This repository hosts the source code for paper "SMACK: Semantically Meaningful Adversarial Audio Attack". The paper has been accepted by 32nd USENIX Security Symposium, 2023.

SMACK is the abbreviation for Semantically Meaningful Adversarial Audio AttaCK. As suggested by its name, SMACK is a type of adversarial audio attack against automatic speech recognition (ASR) and speaker recognition (SR) systems. Different from traditional attacks in the field, SMACK additionally aims to preserve the semantic information of human speech instead of restricting perturbations within Lp norms to achieve naturalness in the resulted adversarial examples. Details regarding this work can be found in the Sec'23 paper and project website at https://semanticaudioattack.github.io/ (in built).

Hardware and Software Dependencies

The attack framework can run on a machine with a moderate CPU, at least 16GB of available RAM, and a GPU with at least 8GB VRAM. The system was tested stable with AMD Ryzen 9 3900X 12-Core Processor accompanying RTX 3070Ti and 32GB memory. No other specific hardware is required, but the variance in hardware can lead to differences in run-time.
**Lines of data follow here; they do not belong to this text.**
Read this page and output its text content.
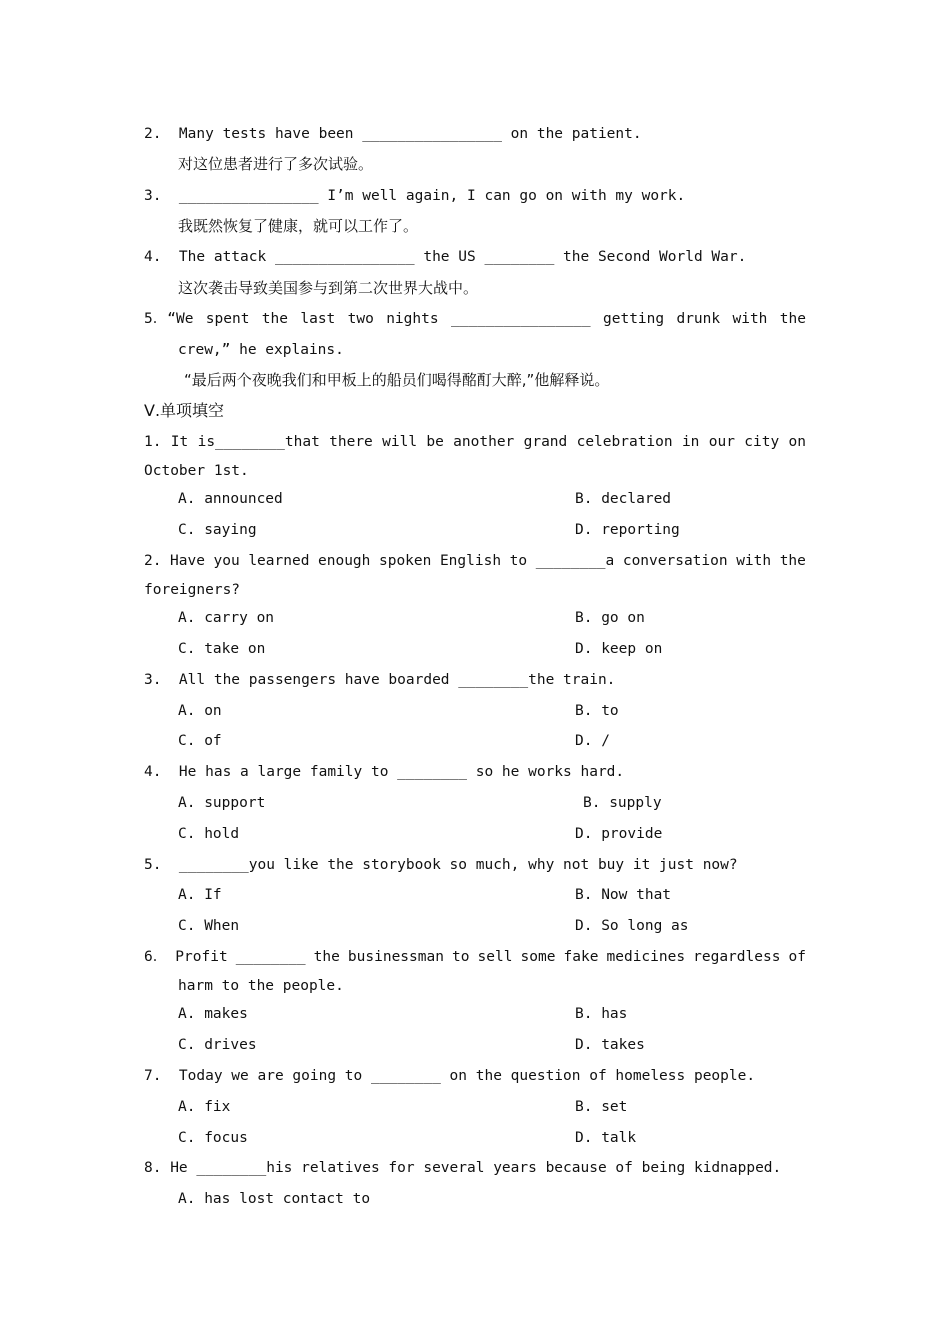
2.  Many tests have been ________________ on the patient.
对这位患者进行了多次试验。
3.  ________________ I’m well again, I can go on with my work.
我既然恢复了健康，就可以工作了。
4.  The attack ________________ the US ________ the Second World War.
这次袭击导致美国参与到第二次世界大战中。
5．“We spent the last two nights ________________ getting drunk with the
crew,” he explains.
“最后两个夜晚我们和甲板上的船员们喝得酩酊大醉,”他解释说。
Ⅴ.单项填空
1. It is________that there will be another grand celebration in our city on
October 1st.
A. announced	B. declared
C. saying	D. reporting
2. Have you learned enough spoken English to ________a conversation with the
foreigners?
A. carry on	B. go on
C. take on	D. keep on
3.  All the passengers have boarded ________the train.
A. on	B. to
C. of	D. /
4.  He has a large family to ________ so he works hard.
A. support	B. supply
C. hold	D. provide
5.  ________you like the storybook so much, why not buy it just now?
A. If	B. Now that
C. When	D. So long as
6． Profit ________ the businessman to sell some fake medicines regardless of
harm to the people.
A. makes	B. has
C. drives	D. takes
7.  Today we are going to ________ on the question of homeless people.
A. fix	B. set
C. focus	D. talk
8. He ________his relatives for several years because of being kidnapped.
A. has lost contact to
SMACK was implemented in Python, and the environment was set up using Miniconda 4.12.0 on Ubuntu 22.0.4. The used machine learning framework is Pytorch, and other associated dependencies are encapsulated in the YAML file. For the installation process please see the following Installation section.

Installation

The setup of this repo mainly consists of two components, (1) attack framework and (2) speaker recognition system.
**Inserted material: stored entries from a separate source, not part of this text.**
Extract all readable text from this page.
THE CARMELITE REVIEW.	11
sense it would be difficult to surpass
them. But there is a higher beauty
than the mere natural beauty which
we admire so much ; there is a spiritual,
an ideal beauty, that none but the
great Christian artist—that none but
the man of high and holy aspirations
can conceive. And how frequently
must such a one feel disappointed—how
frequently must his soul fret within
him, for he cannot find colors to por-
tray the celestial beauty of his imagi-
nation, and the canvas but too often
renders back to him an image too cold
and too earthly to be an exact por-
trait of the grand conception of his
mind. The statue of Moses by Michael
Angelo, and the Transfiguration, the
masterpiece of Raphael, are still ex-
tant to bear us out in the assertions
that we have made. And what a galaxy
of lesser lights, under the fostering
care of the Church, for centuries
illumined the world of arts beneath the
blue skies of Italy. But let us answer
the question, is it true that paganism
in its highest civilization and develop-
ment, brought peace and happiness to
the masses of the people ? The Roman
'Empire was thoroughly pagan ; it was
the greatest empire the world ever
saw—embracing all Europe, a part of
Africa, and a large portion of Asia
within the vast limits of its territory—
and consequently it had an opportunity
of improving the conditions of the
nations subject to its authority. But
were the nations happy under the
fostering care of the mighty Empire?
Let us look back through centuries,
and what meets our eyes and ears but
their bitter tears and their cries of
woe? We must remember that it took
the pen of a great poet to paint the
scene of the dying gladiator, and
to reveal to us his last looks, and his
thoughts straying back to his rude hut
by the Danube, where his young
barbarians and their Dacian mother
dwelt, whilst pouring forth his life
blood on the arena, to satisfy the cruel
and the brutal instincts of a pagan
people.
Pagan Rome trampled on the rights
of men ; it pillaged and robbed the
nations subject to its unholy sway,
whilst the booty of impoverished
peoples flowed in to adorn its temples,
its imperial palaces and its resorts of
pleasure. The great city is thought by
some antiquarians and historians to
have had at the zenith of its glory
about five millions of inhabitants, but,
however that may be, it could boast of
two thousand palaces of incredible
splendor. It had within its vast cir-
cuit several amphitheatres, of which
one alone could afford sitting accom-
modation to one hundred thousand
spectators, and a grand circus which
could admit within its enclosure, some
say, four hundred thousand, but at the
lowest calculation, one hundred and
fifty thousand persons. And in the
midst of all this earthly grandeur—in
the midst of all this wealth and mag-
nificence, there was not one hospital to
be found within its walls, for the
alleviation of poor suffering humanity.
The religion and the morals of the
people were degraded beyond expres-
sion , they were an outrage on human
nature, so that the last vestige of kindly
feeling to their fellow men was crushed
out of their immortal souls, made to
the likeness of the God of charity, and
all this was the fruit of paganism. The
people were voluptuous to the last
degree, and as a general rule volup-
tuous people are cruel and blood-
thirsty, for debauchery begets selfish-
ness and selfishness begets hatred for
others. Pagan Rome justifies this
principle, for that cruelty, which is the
The dependencies required by the attack framework are encapsulated in the smack.yml file. To setup the environment using conda, please use the following commands:

$ cd <the_path_to_the_folder>
$ conda env create -f smack.yml
$ conda activate smack

Please find the supplementary files here. Please place the pre-trained model files LJ.ckpt and waveglow_256channels_universal_v5.pt under SMACK. Other files are needed by FAKEBOB setup as detailed in the following.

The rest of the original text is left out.